2026-07-14 · 4 min read
Cadence is just steps per minute, counting both feet, not one. It's one of the two numbers that make up your running speed: speed equals cadence multiplied by stride length. That identity is the whole reason cadence gets talked about at all. Two runners moving at the same pace can get there completely differently, one taking quick, short strides at a high cadence, the other taking longer, slower strides at a lower one. Neither number alone tells you your pace, and neither number alone tells you whether your form is good.
The two sides of that identity are also locked together, which matters before treating a higher cadence as automatically better. Push cadence up without changing your pace, and stride length has to shrink to compensate, since the two multiply to a fixed speed.
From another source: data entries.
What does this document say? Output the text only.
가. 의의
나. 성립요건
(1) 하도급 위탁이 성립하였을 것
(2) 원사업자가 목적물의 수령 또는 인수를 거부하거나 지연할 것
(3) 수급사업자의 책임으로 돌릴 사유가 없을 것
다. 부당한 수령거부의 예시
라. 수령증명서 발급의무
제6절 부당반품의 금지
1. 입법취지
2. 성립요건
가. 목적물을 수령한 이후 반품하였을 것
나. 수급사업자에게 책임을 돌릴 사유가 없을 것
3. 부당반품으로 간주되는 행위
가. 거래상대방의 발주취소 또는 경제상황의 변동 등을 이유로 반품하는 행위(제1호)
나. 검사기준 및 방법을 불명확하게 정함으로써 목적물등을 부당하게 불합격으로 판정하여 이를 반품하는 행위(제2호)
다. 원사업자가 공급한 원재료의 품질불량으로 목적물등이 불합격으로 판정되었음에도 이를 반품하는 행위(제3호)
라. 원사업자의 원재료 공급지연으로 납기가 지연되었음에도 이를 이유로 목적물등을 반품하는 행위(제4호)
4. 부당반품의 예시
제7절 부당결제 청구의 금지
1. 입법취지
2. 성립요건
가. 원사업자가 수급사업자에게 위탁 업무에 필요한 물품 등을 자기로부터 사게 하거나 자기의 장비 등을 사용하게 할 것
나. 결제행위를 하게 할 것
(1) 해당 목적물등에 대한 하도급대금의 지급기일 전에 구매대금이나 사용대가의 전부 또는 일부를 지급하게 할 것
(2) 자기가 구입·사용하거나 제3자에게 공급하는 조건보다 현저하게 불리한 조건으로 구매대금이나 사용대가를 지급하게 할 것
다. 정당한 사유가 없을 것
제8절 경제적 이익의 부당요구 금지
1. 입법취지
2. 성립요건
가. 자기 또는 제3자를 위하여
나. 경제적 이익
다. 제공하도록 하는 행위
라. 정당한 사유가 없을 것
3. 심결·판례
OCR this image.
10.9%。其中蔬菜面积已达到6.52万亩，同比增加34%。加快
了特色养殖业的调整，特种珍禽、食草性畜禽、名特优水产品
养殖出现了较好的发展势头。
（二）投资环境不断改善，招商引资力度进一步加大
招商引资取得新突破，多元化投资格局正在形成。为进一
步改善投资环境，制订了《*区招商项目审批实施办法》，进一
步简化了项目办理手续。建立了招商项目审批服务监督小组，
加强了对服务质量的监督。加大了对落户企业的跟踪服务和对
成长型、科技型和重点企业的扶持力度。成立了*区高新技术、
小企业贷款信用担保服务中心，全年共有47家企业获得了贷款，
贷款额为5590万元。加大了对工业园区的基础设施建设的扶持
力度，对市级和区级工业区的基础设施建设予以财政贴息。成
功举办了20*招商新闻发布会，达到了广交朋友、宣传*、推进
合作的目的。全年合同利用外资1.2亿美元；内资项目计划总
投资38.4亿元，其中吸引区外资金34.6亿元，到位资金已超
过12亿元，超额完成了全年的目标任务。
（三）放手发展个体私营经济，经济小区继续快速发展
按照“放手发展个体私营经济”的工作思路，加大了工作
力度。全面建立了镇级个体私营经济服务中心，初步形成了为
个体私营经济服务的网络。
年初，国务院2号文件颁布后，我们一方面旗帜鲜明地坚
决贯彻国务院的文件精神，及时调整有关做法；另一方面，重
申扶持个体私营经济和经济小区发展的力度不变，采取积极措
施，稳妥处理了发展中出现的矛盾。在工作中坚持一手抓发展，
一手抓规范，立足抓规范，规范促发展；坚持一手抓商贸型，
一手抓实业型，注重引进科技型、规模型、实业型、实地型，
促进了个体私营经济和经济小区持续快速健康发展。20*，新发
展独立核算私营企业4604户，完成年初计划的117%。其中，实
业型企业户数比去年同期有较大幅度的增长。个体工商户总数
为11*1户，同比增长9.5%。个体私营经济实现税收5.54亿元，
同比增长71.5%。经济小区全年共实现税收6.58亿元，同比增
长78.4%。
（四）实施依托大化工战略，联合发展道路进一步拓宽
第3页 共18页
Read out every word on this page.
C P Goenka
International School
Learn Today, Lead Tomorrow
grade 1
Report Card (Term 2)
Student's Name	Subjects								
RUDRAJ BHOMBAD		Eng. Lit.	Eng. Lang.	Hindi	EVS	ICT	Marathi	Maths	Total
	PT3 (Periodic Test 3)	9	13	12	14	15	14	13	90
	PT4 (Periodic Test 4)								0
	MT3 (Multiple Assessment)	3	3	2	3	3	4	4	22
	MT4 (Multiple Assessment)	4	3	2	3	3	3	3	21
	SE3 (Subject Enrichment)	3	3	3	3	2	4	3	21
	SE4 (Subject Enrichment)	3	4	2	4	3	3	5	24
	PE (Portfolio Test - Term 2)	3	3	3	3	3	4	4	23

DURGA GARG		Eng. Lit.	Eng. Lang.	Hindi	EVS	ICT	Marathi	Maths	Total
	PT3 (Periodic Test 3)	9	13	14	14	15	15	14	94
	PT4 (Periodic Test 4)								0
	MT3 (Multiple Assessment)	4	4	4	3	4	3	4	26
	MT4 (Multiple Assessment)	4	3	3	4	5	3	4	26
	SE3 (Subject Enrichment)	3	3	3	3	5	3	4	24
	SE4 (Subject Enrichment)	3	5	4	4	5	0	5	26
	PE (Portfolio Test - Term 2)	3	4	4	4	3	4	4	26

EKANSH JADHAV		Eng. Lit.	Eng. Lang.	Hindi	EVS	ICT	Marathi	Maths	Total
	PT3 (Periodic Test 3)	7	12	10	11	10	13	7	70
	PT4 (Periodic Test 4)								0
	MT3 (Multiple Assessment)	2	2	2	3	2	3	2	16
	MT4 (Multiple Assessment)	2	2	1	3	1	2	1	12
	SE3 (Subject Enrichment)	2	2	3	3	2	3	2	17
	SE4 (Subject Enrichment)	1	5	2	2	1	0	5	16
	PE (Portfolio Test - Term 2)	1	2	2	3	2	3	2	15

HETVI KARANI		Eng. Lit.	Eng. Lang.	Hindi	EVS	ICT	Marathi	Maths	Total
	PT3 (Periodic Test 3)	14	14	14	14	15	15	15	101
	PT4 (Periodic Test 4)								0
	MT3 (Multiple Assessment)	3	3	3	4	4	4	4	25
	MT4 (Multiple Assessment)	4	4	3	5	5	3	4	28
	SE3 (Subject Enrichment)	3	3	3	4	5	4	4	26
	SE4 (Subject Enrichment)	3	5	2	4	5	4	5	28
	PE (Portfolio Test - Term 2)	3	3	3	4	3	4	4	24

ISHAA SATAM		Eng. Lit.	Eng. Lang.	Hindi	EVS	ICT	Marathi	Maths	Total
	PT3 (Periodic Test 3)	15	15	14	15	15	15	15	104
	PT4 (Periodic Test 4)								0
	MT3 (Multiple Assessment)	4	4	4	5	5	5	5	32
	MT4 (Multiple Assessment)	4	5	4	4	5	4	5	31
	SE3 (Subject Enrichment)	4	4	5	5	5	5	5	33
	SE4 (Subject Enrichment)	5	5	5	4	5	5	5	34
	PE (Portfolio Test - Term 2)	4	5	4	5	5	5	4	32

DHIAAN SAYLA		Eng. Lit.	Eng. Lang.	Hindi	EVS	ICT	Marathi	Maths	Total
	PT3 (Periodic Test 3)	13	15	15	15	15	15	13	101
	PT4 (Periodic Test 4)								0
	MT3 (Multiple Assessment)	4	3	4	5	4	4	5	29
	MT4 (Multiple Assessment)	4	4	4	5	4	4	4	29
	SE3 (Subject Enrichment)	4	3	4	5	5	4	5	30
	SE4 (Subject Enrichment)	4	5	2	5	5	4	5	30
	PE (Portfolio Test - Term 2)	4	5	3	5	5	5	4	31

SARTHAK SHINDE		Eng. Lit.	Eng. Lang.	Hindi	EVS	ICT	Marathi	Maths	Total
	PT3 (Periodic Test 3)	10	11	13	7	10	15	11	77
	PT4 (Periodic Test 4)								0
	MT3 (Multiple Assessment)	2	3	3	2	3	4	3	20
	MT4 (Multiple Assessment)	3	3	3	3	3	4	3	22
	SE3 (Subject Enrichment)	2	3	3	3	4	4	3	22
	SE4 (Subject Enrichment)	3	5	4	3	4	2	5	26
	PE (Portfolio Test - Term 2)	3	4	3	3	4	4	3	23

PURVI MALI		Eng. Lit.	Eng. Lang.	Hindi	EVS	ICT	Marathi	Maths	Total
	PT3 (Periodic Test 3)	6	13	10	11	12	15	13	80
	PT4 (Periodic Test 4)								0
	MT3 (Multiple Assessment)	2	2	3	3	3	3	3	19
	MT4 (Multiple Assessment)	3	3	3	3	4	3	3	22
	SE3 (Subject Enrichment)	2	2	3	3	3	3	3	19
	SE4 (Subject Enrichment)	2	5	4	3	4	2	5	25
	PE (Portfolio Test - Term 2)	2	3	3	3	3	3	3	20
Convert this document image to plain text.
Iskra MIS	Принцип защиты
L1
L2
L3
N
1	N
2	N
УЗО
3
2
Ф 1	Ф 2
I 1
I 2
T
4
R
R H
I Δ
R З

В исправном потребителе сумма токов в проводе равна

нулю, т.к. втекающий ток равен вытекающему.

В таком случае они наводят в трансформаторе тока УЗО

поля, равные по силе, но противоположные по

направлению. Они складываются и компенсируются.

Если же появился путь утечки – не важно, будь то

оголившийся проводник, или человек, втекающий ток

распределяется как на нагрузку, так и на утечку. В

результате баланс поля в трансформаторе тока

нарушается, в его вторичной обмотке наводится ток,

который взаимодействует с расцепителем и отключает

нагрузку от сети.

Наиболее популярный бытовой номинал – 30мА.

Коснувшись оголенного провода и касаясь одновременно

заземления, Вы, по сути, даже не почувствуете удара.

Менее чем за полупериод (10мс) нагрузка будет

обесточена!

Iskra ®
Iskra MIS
Cadence and stride length are two variables describing the same output, not two separate scores you can max out independently.
Where 180 came from, and why it is not a target
The number that gets repeated most often in running circles is 180 steps per minute. It did not come from a study of what's optimal for every runner, it came from observing elite distance racers at competition pace and noticing that a lot of them landed somewhere around that figure. That's a description of a specific population moving at a specific, very fast effort, not a prescription for anyone lacing up for an easy jog. Cadence naturally varies with height, leg length, and speed. A taller runner with longer legs will often cover the same ground at a lower cadence than a shorter runner, and neither is doing it wrong. Treating 180 as a universal target ignores that cadence was never meant to be one-size-fits-all in the first place.
Reading your own number
The useful way to look at cadence is relative to yourself, not to a stranger's number from a study. Cadence rises naturally as pace increases, so a fair comparison only holds between similar efforts: your easy-run cadence against your last easy run, your tempo cadence against your last tempo run. Comparing an easy jog's cadence to a hard interval's cadence and drawing conclusions from the gap is comparing two different things that were never going to match. The more useful habit is watching the trend over weeks at a similar effort level, rather than fixating on any single run's number. If your easy-pace cadence is gradually climbing over a training block without you deliberately forcing it, that's often just a sign your running economy at that effort is improving, not something you need to intervene on.
If you decide to nudge it
A very low cadence at an easy pace often shows up alongside long, loping strides that reach further out in front of you, which tends to mean more braking with each step as your foot lands ahead of your body. If you decide that's worth adjusting, the sensible approach is a small nudge, a few percent higher, held over a period of easy runs, not an attempt to force your way to 180 in a single session. A sudden, large change to a movement pattern your body has been running with for years is a bigger disruption than most runners expect, and there's no evidence that hitting a specific cadence number by itself prevents anything or fixes anything on its own. It's one variable among many in how you move, not a switch to flip.
How Zirv tracks it
On iOS, Zirv captures cadence automatically during a run using the phone's motion data, and shows your average cadence for the run in the workout summary afterward. It's there to give you a number to track your own trend with, alongside effort measures like heart rate zones, rather than a target to chase toward someone else's average.
The takeaway
Cadence is one half of an identity, speed equals cadence times stride length, not a standalone score to optimize. The famous 180 came from watching elite racers at race pace, not from a rule that applies to every runner at every effort. Read your own number against your own similar efforts, watch how it trends as your training changes, and if you do decide to nudge it, do it gradually. That's a more honest way to use the number than chasing a figure that was never about you in the first place, whether you're working on it as a standalone focus or as part of hybrid training where running is only one piece of the week.